For patients with minimal or no improvement following conservative approaches, the following two surgical options may be considered: liposuction and lipectomy 94. Notably, techniques employed in lipedema patients differ from those adopted for cosmetic purposes 15, 66, 95. Early procedures, such as dry liposuction, carry an inacceptable risk of lymphatics damage in patients suffering from lipedema 96. Following introduction of tumescent local anesthesia (TLA), super‐TLA, and vibrating cannulas, this risk has considerably decreased. Several investigations have shown that TLA is highly effective in terms of both cosmetic and functional outcomes. Schmeller et al. 15 described an average reduction of 9,846 mL of subcutaneous fatty tissue after treatment, with an additional amelioration of sensitivity to pressure, edema, bruising, functional limitation, and cosmetic complaint (P < 0.001). Moreover, no serious complication occurred following the procedure, with wound infection rates of 1.4% and bleeding rates of 0.3% 15. Very recently, Wollina et al. 97 reported on 111 patients mostly with advanced lipedema treated by microcannular liposuction in tumescent anesthesia between 2007 and 2018. They described a median total amount of lipoaspirate of 4,700 mL, a median reduction of limb circumference of 6 cm, and a median pain level lowering from 7.8 to 2.2 at the end of treatment as well as improved mobility and bruising. Serious adverse events were observed in 1.2% of procedures, with infection and bleeding rates being 0% and 0.3%, respectively 97.
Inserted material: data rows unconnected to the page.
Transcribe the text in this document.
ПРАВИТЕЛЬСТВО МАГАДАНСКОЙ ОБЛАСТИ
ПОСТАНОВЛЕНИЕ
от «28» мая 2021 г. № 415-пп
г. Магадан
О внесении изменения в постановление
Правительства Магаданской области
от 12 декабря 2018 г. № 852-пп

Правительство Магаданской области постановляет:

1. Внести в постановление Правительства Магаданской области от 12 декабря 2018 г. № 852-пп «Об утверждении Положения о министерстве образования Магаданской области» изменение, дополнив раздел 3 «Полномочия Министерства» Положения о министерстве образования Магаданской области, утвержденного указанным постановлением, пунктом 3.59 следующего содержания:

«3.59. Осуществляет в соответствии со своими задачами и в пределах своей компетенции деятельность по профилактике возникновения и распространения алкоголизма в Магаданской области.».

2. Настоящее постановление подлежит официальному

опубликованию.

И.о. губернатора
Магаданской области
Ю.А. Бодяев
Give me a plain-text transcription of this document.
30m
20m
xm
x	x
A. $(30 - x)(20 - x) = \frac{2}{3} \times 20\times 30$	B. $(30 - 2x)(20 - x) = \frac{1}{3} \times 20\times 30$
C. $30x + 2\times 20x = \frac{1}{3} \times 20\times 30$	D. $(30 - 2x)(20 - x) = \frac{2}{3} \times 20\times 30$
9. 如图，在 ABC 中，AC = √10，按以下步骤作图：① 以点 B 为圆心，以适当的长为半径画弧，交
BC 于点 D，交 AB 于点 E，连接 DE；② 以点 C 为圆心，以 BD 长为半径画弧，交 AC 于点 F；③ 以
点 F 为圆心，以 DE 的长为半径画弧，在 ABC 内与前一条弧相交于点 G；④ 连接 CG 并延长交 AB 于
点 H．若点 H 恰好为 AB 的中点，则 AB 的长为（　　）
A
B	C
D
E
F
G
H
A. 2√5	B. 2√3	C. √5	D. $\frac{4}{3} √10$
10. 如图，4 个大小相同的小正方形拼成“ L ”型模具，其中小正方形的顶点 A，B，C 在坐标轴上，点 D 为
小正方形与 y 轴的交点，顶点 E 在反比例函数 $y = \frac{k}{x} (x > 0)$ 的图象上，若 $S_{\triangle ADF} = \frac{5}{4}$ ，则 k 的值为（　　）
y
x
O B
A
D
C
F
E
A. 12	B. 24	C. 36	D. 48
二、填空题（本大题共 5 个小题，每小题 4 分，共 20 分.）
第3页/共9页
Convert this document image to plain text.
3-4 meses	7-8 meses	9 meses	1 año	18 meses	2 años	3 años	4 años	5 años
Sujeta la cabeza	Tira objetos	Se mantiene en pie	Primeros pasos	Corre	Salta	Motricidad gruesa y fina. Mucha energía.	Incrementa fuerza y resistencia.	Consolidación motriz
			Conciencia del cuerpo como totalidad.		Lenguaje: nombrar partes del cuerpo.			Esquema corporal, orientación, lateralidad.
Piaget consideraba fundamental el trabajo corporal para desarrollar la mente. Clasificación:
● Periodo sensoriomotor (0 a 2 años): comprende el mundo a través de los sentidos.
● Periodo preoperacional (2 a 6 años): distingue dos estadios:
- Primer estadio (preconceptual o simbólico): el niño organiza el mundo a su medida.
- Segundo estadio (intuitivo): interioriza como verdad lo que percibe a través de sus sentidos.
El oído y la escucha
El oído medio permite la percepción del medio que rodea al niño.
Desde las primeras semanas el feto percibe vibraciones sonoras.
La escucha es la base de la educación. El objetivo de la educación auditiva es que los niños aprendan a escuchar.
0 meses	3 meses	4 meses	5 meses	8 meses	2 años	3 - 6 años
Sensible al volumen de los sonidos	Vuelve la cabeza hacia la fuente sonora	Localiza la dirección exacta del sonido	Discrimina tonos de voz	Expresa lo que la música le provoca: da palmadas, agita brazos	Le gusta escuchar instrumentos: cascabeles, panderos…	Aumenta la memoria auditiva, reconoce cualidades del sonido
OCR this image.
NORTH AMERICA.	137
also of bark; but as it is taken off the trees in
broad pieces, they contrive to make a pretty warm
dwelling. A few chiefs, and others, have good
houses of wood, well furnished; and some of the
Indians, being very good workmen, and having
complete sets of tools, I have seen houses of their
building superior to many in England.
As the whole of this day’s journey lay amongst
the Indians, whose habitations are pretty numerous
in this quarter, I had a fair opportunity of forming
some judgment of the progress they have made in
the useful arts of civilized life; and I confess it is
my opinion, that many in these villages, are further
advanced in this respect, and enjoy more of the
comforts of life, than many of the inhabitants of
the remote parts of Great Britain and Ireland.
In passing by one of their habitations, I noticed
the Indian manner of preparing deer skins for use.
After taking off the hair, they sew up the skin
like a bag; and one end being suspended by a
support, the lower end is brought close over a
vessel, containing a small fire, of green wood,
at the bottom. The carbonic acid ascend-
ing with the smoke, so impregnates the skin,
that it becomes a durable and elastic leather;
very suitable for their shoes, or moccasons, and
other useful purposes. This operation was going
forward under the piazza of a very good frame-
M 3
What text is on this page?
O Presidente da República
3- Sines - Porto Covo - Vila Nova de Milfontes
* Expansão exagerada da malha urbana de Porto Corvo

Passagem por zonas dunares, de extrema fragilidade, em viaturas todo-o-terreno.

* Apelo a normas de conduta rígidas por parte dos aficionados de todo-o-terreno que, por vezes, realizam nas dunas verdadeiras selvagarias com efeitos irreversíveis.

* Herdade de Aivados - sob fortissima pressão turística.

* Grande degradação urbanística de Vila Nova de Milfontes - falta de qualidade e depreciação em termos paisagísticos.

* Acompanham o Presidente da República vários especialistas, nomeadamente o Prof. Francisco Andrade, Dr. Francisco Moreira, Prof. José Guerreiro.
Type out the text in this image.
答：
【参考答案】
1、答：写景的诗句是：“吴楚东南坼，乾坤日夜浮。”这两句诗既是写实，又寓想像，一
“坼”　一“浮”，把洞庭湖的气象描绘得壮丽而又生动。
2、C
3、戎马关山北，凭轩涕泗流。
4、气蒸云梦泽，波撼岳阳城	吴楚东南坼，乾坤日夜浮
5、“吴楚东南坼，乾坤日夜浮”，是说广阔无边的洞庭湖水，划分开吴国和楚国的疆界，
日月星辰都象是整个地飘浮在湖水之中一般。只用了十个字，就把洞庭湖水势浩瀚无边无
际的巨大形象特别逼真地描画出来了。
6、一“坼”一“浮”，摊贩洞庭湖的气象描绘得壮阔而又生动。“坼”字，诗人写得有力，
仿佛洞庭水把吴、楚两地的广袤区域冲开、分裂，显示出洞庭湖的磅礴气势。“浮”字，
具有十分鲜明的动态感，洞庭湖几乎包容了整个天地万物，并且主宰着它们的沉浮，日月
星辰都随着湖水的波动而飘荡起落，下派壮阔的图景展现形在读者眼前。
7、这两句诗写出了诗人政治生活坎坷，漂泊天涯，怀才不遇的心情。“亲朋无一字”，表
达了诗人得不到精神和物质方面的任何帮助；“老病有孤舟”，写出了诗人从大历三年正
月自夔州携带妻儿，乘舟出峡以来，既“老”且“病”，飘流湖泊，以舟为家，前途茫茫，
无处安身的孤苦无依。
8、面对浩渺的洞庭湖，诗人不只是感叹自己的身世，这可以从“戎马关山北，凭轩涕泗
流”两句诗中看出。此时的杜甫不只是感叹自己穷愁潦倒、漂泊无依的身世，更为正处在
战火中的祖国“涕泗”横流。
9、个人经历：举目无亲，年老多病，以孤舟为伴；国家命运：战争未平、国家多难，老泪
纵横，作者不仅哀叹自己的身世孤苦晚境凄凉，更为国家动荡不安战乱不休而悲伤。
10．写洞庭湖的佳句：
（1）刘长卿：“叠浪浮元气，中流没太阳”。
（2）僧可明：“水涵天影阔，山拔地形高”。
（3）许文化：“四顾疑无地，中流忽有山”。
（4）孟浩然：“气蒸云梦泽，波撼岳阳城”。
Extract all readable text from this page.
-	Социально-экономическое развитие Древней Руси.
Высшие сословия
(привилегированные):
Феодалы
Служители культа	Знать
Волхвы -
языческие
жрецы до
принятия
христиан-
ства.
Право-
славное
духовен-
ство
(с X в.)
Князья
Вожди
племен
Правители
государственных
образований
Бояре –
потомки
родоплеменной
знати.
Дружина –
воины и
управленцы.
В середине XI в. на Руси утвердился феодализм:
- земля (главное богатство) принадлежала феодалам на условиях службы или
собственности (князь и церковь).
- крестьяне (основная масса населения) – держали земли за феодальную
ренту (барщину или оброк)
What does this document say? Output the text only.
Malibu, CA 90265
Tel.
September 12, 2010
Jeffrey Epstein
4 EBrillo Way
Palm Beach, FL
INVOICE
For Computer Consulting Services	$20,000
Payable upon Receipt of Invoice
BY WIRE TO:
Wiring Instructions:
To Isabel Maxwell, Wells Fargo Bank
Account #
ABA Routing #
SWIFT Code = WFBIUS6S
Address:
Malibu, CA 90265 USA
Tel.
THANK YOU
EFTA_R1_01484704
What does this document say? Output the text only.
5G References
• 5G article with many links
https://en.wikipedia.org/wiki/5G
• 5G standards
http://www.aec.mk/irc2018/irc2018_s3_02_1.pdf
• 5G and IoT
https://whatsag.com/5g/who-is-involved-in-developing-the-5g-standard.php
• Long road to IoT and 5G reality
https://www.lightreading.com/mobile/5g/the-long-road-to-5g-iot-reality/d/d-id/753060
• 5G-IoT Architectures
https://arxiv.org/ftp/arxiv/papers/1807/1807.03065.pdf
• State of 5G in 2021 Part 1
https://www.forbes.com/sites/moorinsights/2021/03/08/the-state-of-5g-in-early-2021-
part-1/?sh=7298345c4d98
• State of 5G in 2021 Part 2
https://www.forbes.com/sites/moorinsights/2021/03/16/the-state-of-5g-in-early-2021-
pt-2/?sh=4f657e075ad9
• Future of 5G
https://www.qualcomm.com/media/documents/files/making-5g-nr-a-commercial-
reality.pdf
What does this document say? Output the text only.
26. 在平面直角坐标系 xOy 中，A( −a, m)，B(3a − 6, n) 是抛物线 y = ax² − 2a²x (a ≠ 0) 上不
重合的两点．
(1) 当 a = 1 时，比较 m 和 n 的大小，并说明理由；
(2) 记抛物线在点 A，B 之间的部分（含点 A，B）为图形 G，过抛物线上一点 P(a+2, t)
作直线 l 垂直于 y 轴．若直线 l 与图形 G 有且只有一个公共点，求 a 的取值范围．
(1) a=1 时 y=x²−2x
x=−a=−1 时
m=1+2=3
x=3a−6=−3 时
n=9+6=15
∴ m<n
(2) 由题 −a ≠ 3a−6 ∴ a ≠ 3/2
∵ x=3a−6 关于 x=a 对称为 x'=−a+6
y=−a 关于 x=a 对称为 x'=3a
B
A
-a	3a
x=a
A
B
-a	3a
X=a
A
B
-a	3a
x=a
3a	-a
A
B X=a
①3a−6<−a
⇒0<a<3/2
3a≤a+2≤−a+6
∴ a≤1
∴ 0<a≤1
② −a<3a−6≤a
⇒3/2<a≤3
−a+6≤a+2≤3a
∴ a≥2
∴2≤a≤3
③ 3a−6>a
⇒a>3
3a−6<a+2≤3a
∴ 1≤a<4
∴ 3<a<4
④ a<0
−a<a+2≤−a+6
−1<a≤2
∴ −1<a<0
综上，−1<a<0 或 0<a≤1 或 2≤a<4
Although some studies have reported better outcomes in the early stages of lipedema compared with advanced ones 15, consistent criteria to identify the ideal timing or patient characteristics for liposuction are lacking. TLA requires specialized skills and should be performed only in specialized centers. In advanced lipedema stages, multiple sessions are frequently necessary to remove larger amounts of adipose tissue and prevent recurrent fat deposition. Unfortunately, lipedema surgical treatments are still too often not reimbursed by health insurance companies, thus representing an expensive option for the overwhelming majority of patients 74. In addition, despite several promising short‐term results, only a few studies have evaluated the long‐term efficacy of TLA for lipedema treatment 15, 98, 99. Future research with longer‐term outcomes will help support the role of liposuction in the management of such a condition.

In complicated and advanced cases of lipedema with severe mechanical limitations, a more invasive surgical approach consisting of excision of large localized deposits of lipedema fat tissue (“lumps”) as a debulking procedure (lumpectomy) may be considered 52. Nevertheless, it has to be noted that this technique may be associated with the development of secondary lymphedema 100.

Conclusion

A call to action for increasing awareness about this widespread and too often misdiagnosed disease is urgently needed. Health care providers should be prompted to diagnose lipedema as early as possible and to offer patients the best management solutions. Best management includes a multidisciplinary approach, involving vascular medicine specialists, plastic surgeons, obesity and endocrinology specialists, and physiotherapists. In parallel, there is a strong need to conduct specific studies to better understand the pathophysiology of lipedema and to design specific therapeutic strategies.

Disclosure: The authors declared no conflict of interest.